Chris Capossela recently turned his interests in Microsoft into cash, obtaining $4.4 million due to the transaction.
Employees disappointed with their employer’s choice to cease paying increases may wish to give some thought to the advice given by the chief marketing officer of Microsoft, which is to try to push up the price of the company’s shares. This advice was given to employees who were displeased with their employer’s decision to stop providing raises.
It has been said that Chief Marketing Officer Chris Capossela conveyed this view to his colleagues via a message, noting that “the most important lever for almost all of our employees’ compensation upside is the stock price.” Capossela made a profit of $1.55 million from selling Microsoft shares at the beginning of this month. Then he sold further claims of the firm last week for a total of $2.85 million, bringing his total profit from the sale of Microsoft shares to $2.85 million.

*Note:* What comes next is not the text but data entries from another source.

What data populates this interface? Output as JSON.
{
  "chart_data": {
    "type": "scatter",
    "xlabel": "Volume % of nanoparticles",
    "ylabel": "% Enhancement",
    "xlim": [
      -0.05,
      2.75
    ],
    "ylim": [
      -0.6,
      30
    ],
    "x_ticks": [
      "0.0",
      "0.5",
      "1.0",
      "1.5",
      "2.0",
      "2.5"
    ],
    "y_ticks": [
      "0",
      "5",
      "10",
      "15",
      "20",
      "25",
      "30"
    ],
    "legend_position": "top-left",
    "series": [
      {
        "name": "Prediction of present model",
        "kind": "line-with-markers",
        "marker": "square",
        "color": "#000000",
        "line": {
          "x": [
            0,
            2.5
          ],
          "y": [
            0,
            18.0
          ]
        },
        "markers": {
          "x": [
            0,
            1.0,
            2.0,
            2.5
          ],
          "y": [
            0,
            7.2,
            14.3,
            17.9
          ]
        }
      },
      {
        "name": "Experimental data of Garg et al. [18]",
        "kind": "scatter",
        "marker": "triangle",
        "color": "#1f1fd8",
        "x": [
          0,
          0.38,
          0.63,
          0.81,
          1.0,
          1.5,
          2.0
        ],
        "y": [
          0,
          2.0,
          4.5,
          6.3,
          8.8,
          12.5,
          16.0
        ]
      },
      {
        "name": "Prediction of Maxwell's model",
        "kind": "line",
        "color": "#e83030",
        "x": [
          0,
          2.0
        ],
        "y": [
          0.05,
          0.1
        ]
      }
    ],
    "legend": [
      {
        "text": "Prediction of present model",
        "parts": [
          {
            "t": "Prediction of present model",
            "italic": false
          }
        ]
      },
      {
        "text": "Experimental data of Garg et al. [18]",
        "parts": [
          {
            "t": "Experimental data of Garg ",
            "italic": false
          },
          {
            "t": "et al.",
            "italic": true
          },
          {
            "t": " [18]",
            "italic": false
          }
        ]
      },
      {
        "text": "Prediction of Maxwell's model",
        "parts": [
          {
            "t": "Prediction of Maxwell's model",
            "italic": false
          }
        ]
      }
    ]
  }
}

Capossela provided the following rationale in a letter to staff, which Fortune obtained: “So great quarterly results contribute to making the stock attractive, which in turn drives everyone’s total compensation up.” Consequently, great quarterly results help improve the stock’s attractiveness, resulting in a rise in the overall compensation for everyone involved. In the expectation that this would put us in a good position for the transition to AI, we are continuing to make considerable investments in the capacity of our data centers and the workers who work there. Our belief that this will place us in a favorable position is the primary factor that led us to form this anticipation.
CEO Satya Nadella informed the staff this week that the company would not give raises for paid employees in the coming year, citing “macroeconomic uncertainties” as the reason for the decision. Even though Microsoft is continuing to invest more money in artificial intelligence and has completed its acquisition of Activision Blizzard for a total of $68.7 billion, Nadella cited this decision as the reason for the decision. He also said that regardless of how well the firm fared as a whole, he and the other senior leadership team members would not be eligible for pay raises or incentives depending on how efficiently they carried out their responsibilities. Microsoft said earlier this year that it would be laying off 10,000 employees, a significant portion of its workforce.

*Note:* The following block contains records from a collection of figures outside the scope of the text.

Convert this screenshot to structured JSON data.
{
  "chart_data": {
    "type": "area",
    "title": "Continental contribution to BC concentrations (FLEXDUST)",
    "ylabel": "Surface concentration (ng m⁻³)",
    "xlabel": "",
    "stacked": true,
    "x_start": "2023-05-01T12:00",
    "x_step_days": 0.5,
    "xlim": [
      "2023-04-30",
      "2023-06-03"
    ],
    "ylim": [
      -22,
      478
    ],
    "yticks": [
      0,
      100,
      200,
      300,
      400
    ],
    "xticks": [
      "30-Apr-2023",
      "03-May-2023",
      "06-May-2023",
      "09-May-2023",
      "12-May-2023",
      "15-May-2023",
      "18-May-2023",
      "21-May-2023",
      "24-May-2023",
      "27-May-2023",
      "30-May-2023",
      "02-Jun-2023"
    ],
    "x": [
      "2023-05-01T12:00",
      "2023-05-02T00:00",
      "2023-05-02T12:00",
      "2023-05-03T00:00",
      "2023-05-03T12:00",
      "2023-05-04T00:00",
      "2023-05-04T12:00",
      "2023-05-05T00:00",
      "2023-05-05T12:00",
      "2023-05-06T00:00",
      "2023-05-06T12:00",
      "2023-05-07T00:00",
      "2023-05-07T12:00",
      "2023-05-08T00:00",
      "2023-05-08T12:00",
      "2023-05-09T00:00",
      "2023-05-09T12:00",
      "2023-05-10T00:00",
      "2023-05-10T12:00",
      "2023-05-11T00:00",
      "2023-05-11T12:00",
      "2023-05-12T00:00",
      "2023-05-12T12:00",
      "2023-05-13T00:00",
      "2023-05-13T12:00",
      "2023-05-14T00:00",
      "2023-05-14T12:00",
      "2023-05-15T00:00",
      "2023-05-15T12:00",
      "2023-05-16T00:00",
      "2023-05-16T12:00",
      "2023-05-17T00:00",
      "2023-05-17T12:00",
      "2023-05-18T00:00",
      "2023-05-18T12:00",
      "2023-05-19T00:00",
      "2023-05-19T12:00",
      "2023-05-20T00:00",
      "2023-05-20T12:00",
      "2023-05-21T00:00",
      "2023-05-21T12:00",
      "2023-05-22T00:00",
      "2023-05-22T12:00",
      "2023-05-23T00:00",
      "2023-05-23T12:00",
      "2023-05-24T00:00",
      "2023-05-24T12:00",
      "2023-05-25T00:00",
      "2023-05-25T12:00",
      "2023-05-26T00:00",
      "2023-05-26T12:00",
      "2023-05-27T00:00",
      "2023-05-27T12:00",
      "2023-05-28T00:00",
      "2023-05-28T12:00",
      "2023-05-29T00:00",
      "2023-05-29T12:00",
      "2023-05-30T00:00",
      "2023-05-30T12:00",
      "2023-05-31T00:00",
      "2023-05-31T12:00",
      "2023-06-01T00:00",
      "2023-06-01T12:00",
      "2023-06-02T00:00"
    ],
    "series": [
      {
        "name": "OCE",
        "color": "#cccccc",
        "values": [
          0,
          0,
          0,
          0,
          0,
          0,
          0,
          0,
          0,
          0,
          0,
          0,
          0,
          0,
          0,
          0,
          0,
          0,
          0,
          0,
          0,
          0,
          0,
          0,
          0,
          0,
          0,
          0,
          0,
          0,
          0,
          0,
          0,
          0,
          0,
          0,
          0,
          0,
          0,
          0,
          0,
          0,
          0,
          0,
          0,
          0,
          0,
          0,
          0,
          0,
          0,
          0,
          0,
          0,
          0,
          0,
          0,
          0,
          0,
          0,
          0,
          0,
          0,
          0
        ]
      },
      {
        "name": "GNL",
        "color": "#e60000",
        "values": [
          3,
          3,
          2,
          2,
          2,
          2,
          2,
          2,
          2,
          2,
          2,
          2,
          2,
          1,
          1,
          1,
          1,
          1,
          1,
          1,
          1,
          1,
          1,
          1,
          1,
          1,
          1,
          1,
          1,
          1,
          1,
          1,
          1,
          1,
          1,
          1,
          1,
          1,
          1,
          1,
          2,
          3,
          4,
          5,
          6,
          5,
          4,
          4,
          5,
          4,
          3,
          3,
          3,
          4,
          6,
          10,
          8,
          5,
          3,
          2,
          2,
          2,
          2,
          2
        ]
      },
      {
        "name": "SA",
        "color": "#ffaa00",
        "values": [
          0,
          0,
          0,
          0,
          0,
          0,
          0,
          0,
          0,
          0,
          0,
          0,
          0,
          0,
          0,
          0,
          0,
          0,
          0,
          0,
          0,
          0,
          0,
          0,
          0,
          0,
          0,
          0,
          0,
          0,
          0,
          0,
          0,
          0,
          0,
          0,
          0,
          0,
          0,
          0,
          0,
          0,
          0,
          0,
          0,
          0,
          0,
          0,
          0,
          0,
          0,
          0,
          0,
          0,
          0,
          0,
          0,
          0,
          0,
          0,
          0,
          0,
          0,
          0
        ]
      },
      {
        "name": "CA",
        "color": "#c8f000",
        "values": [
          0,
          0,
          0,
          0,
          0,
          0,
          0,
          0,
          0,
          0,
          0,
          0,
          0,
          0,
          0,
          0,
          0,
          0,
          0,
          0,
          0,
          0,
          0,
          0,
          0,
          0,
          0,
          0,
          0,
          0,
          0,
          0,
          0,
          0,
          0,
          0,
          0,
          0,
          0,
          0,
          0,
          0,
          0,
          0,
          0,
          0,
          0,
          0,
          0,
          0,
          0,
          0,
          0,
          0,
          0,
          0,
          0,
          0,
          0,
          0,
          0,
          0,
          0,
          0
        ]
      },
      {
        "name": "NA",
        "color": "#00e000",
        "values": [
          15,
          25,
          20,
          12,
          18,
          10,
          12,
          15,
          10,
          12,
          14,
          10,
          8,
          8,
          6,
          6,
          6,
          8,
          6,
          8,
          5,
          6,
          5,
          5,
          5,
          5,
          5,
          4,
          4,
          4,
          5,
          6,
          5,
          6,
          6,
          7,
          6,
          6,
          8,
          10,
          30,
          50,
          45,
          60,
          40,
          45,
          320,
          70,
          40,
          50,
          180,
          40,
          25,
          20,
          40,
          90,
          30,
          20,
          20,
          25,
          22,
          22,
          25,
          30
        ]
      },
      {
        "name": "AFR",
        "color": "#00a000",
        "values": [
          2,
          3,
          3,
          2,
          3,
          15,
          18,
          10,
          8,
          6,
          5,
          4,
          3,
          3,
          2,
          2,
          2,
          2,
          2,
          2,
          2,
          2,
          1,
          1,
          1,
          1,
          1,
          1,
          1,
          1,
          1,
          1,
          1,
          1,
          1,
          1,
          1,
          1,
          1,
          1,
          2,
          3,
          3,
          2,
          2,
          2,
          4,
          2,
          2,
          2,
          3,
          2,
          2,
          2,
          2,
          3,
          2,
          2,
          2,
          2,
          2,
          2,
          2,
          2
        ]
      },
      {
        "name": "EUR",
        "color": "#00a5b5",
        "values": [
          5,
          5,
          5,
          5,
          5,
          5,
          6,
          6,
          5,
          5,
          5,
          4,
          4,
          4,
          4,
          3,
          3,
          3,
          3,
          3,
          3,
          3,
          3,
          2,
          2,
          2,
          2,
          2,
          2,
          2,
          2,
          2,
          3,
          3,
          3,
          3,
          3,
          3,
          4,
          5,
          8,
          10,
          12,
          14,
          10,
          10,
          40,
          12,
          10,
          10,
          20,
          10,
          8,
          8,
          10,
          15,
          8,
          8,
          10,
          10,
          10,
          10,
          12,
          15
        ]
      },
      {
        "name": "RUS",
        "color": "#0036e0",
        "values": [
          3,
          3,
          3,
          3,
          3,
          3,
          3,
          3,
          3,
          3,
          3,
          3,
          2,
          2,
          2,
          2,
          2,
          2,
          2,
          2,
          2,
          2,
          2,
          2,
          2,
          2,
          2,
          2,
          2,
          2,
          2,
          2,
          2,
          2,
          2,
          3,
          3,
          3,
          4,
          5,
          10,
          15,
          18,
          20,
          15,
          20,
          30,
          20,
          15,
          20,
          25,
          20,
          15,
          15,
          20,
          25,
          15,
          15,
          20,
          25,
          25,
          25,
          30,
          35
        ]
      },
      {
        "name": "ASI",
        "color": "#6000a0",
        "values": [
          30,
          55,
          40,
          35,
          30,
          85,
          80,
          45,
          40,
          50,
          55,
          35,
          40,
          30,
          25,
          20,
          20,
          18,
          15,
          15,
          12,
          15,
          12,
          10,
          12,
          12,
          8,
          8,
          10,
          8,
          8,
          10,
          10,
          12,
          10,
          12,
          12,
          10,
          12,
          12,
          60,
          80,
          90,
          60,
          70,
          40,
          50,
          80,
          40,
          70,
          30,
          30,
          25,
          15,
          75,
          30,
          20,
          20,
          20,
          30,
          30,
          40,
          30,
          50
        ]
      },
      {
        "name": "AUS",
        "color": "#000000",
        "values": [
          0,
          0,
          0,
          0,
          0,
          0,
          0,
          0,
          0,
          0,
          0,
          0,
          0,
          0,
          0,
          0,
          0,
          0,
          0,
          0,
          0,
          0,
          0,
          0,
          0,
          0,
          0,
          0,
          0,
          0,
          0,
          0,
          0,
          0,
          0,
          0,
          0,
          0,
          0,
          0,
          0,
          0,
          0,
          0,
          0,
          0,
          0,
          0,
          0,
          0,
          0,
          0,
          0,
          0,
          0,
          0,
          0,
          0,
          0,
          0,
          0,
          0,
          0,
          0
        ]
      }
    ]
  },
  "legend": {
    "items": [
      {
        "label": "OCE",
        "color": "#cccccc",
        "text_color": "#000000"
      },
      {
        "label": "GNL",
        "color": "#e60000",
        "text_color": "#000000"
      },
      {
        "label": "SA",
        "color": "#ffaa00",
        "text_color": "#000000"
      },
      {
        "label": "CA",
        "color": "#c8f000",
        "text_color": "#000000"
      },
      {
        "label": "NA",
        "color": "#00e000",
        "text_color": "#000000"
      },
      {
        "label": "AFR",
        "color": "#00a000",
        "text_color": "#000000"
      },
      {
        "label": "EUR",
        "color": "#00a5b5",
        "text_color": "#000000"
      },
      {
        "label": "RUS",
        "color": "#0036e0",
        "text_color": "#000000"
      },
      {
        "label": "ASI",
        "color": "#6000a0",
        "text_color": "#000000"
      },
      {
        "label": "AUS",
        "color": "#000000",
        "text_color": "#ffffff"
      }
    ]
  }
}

Microsoft released a statement in which a spokesman was reported as stating that Capossela’s “sale is part of Chris’ planning and does not reflect any change in his dedication to the company’s success.” This was in response to a question about whether or not the sale would affect Capossela’s commitment to the success of Microsoft. The statement made by Microsoft may be found on the internet. The information that was described before was provided to Fortune. The Verge reached out to Microsoft to get a response from the company; however, Microsoft did not respond immediately to the publication’s question.